An innovative and potentially life-saving mobile heart monitor has been distributed to 30 GP practices in Bury.

The AliveCor Kardia mobile electrocardiogram (ECG) device quickly and easily detects Atrial Fibrillation, an irregular heart rhythm and common contributing factor for stroke.

The portable, credit card-sized device uses a person’s fingertips to records the electrical activity of the heart and deliver a reading to a smartphone or tablet app.

It will allow more staff in more settings to quickly and easily conduct opportunistic pulse checks and indicate if a person possibly has atrial fibrillation. NHS staff will also be able to refer patients for follow up if they feel they could be at risk of stroke.

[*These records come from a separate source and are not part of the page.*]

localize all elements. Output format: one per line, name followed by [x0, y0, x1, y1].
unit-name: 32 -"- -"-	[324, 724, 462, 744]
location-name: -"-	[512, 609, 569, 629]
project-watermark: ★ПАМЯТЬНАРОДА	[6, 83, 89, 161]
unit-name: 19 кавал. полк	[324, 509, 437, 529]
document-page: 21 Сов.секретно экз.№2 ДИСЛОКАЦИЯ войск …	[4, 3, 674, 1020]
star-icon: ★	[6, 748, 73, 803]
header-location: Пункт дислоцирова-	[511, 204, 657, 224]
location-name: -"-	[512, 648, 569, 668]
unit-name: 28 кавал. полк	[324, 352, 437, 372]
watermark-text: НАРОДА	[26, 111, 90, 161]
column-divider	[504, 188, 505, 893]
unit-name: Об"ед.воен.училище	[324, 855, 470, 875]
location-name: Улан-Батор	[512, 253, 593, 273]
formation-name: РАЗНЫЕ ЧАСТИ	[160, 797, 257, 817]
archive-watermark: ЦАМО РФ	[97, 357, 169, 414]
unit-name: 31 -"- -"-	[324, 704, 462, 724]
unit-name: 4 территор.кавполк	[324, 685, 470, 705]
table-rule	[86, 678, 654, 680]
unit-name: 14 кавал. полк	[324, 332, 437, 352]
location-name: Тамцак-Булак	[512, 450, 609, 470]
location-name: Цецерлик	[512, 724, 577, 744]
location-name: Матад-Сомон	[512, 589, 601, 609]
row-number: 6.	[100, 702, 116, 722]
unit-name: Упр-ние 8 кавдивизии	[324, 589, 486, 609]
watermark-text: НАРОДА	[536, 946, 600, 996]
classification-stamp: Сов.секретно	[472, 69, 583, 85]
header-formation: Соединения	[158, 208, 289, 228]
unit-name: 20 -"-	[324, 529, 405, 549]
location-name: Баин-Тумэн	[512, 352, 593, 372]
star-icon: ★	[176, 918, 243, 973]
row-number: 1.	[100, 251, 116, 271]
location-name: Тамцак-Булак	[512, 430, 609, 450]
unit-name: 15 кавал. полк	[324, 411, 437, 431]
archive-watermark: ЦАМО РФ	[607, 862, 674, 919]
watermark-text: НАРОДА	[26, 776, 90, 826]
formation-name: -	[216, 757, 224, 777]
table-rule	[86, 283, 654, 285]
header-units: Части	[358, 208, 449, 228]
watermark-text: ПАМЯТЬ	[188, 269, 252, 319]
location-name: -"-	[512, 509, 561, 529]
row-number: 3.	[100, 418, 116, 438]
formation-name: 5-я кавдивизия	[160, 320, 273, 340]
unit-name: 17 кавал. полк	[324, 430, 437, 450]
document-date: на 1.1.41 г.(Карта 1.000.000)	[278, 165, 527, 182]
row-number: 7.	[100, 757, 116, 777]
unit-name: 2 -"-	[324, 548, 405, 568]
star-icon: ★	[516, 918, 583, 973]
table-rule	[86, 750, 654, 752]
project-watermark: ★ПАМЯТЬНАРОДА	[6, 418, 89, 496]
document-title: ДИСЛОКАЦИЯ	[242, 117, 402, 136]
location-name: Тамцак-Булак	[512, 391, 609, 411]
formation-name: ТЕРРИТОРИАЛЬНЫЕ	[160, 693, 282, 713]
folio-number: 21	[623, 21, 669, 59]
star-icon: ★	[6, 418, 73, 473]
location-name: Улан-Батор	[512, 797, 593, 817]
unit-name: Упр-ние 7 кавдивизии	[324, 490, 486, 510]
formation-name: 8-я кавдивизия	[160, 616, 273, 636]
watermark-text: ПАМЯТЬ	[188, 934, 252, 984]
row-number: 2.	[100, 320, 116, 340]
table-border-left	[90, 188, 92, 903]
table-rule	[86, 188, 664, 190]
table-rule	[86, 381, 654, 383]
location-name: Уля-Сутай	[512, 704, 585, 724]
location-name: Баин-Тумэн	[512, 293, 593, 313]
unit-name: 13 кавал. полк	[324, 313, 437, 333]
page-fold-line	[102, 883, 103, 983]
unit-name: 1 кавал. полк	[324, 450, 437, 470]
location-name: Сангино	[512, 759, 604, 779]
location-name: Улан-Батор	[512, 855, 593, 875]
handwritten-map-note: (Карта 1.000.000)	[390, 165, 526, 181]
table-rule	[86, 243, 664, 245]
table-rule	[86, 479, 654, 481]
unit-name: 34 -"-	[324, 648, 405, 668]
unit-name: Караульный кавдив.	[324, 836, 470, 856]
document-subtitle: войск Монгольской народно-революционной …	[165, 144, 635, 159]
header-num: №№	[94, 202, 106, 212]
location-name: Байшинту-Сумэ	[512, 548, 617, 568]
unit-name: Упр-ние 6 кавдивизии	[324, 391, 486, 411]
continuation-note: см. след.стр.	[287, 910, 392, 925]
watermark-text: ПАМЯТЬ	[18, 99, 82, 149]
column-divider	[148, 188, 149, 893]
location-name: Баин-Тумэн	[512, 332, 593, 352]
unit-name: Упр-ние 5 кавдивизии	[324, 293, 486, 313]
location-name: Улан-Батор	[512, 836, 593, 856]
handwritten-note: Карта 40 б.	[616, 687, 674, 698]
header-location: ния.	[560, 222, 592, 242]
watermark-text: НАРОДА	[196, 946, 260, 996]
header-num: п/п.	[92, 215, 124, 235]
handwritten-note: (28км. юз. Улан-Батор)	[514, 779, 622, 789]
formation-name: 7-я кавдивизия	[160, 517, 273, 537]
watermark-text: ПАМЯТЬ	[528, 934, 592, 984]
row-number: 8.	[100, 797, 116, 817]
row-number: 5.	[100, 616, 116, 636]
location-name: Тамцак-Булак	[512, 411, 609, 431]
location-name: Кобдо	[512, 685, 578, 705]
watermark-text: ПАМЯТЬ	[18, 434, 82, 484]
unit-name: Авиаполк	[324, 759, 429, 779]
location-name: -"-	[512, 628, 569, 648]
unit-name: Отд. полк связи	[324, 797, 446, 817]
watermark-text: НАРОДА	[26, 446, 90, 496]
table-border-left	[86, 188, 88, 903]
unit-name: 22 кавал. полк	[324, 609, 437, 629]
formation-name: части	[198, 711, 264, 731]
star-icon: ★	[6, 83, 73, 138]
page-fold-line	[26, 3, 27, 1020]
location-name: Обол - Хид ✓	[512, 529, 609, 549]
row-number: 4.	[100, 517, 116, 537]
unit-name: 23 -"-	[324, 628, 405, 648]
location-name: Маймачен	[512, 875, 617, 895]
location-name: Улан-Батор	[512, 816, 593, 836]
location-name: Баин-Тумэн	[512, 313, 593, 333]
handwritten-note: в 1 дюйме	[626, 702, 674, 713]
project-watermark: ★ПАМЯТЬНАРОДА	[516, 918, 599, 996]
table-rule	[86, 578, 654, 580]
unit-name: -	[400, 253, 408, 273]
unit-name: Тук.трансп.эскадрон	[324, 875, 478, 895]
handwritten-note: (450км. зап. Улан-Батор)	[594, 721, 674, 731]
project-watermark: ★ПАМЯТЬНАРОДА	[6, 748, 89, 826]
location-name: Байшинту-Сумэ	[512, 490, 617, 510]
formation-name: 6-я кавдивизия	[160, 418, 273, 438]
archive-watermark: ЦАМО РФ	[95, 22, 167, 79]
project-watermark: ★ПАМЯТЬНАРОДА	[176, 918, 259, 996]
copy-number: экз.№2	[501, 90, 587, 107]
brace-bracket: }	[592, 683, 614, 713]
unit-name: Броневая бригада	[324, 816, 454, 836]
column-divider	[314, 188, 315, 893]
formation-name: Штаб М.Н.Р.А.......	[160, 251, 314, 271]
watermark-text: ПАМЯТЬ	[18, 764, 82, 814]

More than 4,800 people in Bury are thought to have AF with a third unaware they have irregular heart rhythms.

Early detection and monitoring can pave the way for better treatment for people with atrial fibrillation including access to highly effective treatments to prevent strokes.

As part of the Greater Manchester Healthy Hearts programme, Health Innovation Manchester provided NHS Bury Clinical Commissioning Group with 40 devices which are being deployed to local clinicians, practice nurses and practice-based pharmacists in Bury to assess how they can benefit primary care.

Speaking after the programme launch, Hakeel Qureshi, Project Manager at Health Innovation Manchester, said: “It was great to see so many active local practices attend the day and were eager to learn about the device and how it can support them increase detection rates, through opportunistic screening.

“We hope the devices become regularly used in various settings to detect atrial fibrillation and become a useful product in preventing strokes and saving lives.

“Health Innovation Manchester is committed to championing new innovations and medical technologies in order to make a huge difference to the health and wellbeing of people in Greater Manchester.”

Dr Jeff Schryer, Chair for NHS Bury CCG, said: “The long-term impacts of stroke can be devastating, which is why it is crucial to detect and monitor atrial fibrillation early. These devices allow clinicians to undertake a quick, mobile ECG test during a regular consultation. The patient simply applies two fingers on the sensors and within 30 seconds the clinician will receive an accurate and immediate reading of their heart rhythm.”

“Technology is enabling clinical advances in practices allowing for efficiencies that are beneficial to both our staff and patients. Patients can receive on the spot reassurance from a clinician where the reading is normal, or if there are any irregularities then early detection will enable those at high risk to receive further checks quicker.”

More than 23,000 people in Greater Manchester and East Cheshire thought to be unaware they have irregular heart rhythms.

Across Greater Manchester the project aims to identify more than 10,000 new cases of irregular heart rhythms over two years and support the prevention of 300 strokes.